A Ruby command-line utility for translating files using a YAML wordlist

Homepage

www.brymck.com

Author

Bryan McKelvey

Copyright

© 2012 Bryan McKelvey

License

MIT

Features

  • Fuzzy matching - Konjac can make suggestions for similar words based on their similarity.

  • Whitespace handling - It’s still pretty lazy but at least functional

  • One-way translation - For example, you would always convert full-width letters and numbers in Japanese to their half-width counterparts in English. The converse is not necessarily true.

  • Regular expressions - Stuff like /(\d+)年(\d+)月(\d+)日/\2\/\3\/\1/ (i.e. 1984年11月23日 # => 11/23/1984)

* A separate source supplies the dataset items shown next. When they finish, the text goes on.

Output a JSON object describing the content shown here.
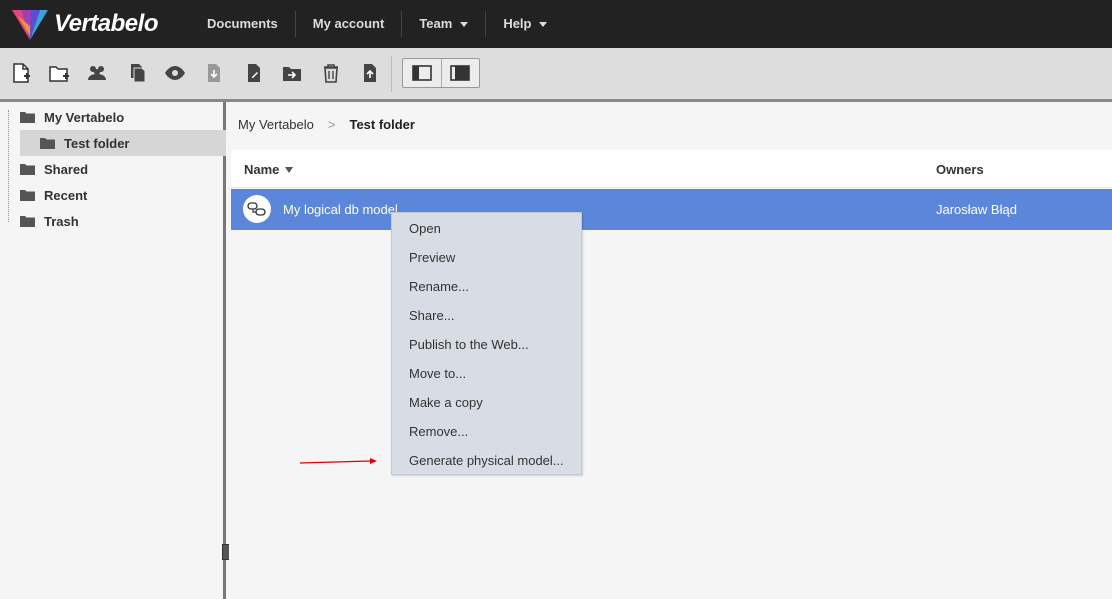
{
  "app": {
    "name": "Vertabelo"
  },
  "nav": {
    "items": [
      {
        "label": "Documents",
        "dropdown": false
      },
      {
        "label": "My account",
        "dropdown": false
      },
      {
        "label": "Team",
        "dropdown": true
      },
      {
        "label": "Help",
        "dropdown": true
      }
    ]
  },
  "toolbar": {
    "icons": [
      "new-document-icon",
      "new-folder-icon",
      "users-icon",
      "copy-icon",
      "preview-eye-icon",
      "download-icon",
      "edit-icon",
      "move-to-folder-icon",
      "trash-icon",
      "upload-icon"
    ],
    "view_icons": [
      "left-panel-icon",
      "right-panel-icon"
    ]
  },
  "sidebar": {
    "items": [
      {
        "label": "My Vertabelo",
        "level": 0
      },
      {
        "label": "Test folder",
        "level": 1,
        "selected": true
      },
      {
        "label": "Shared",
        "level": 0
      },
      {
        "label": "Recent",
        "level": 0
      },
      {
        "label": "Trash",
        "level": 0
      }
    ]
  },
  "breadcrumb": {
    "root": "My Vertabelo",
    "separator": ">",
    "current": "Test folder"
  },
  "table": {
    "columns": {
      "name": "Name",
      "owners": "Owners"
    },
    "rows": [
      {
        "name": "My logical db model",
        "owner": "Jarosław Błąd",
        "icon": "logical-model-icon"
      }
    ]
  },
  "context_menu": {
    "items": [
      "Open",
      "Preview",
      "Rename...",
      "Share...",
      "Publish to the Web...",
      "Move to...",
      "Make a copy",
      "Remove...",
      "Generate physical model..."
    ]
  },
  "colors": {
    "topbar": "#222222",
    "selected_row": "#5b86d9",
    "arrow": "#e00000",
    "menu_bg": "#d8dce4"
  }
}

  • Importing/exporting text from/to Office documents - Currently only working on Mac (support for Word planned, but for *nix it’s probably too difficult).

Installation

Stable

With Ruby installed, run the following in your terminal:

gem install konjac

Development

With Ruby, Git and Bundler installed, navigate in your command line to a directory of your choice, then run:

git clone git://github.com/brymck/konjac.git
cd konjac
bundle update
rake install

Usage

Translate all text files in the current directory from Japanese into English:

konjac translate *.txt --from japanese --to english
konjac translate *.txt -f ja -t en

Use multiple dictionaries:

konjac translate financial_report_en.txt --to japanese --using {finance,fluffery}
konjac translate financial_report_en.txt -t ja -u {finance,fluffery}

Extract text from a .docx? document (creates a plain-text test.konjac file from test.docx):

konjac export test.doc
konjac export test.docx

Extract text from a .docx document and process with a dictionary

konjac export test.docx --from japanese --to english --using pre
konjac export test.docx -f ja -t en -u pre

Import tags file back into .docx document (for .doc files, this opens the file in word and imports the changes; for .docx files this outputs a new file named test_imported.docx):

konjac import test.doc
konjac import test.docx

Add a word to your dictionary:

konjac add --original dog --from english --translation 犬 --to japanese
konjac add -o dog -f en -r 犬 -t ja

Translate a word using your dictionary:

konjac translate dog --from english --to japanese --word
konjac translate dog -f en -t ja -w

Suggest a word using your dictionary:

konjac suggest dog --from english --to japanese
konjac suggest dog -f en -t ja

Ruby

Create a Suggestor object:

require "konjac"
Konjac::Dictionary.add_word :from => :en, :original => "word",
                            :to => :ja, :translation => "言葉"
s = Konjac::Suggestor.new(:en, :ja)
s.suggest "word" # => [[1.0, "word", "言葉"]]

Dictionary Format

Store terms in ~/.konjac/dict.yml.

Simple (two-way equivalent terms) - English “I” is equivalent to Spanish “yo”:

-
  en: I
  es: yo

Not as simple - Japanese lacks a plural, therefore both “dog” and “dogs” translate as 犬:

-
  en: dog
  ja:
    ja: 犬
    en: dogs?
    regex: true  # i.e. the regular expression /dogs?/

Documentation

Should be simple enough to generate yourself:

rm -rf konjac
git clone git://github.com/brymck/konjac
cd konjac
bundle update
rake rdoc
rm -rf !(doc)
mv doc/rdoc/* .
rm -rf doc

Supplementary Stuff

Name

Hon’yaku means “translation” in Japanese. This utility relies on a YAML wordlist. Konnyaku (Japanese for “konjac”) rhymes with hon’yaku and is a type of yam. Also, Doraemon had something called a hon’yaku konnyaku that allowed him to speak every language. IIRC it worked with animals too. But I digress.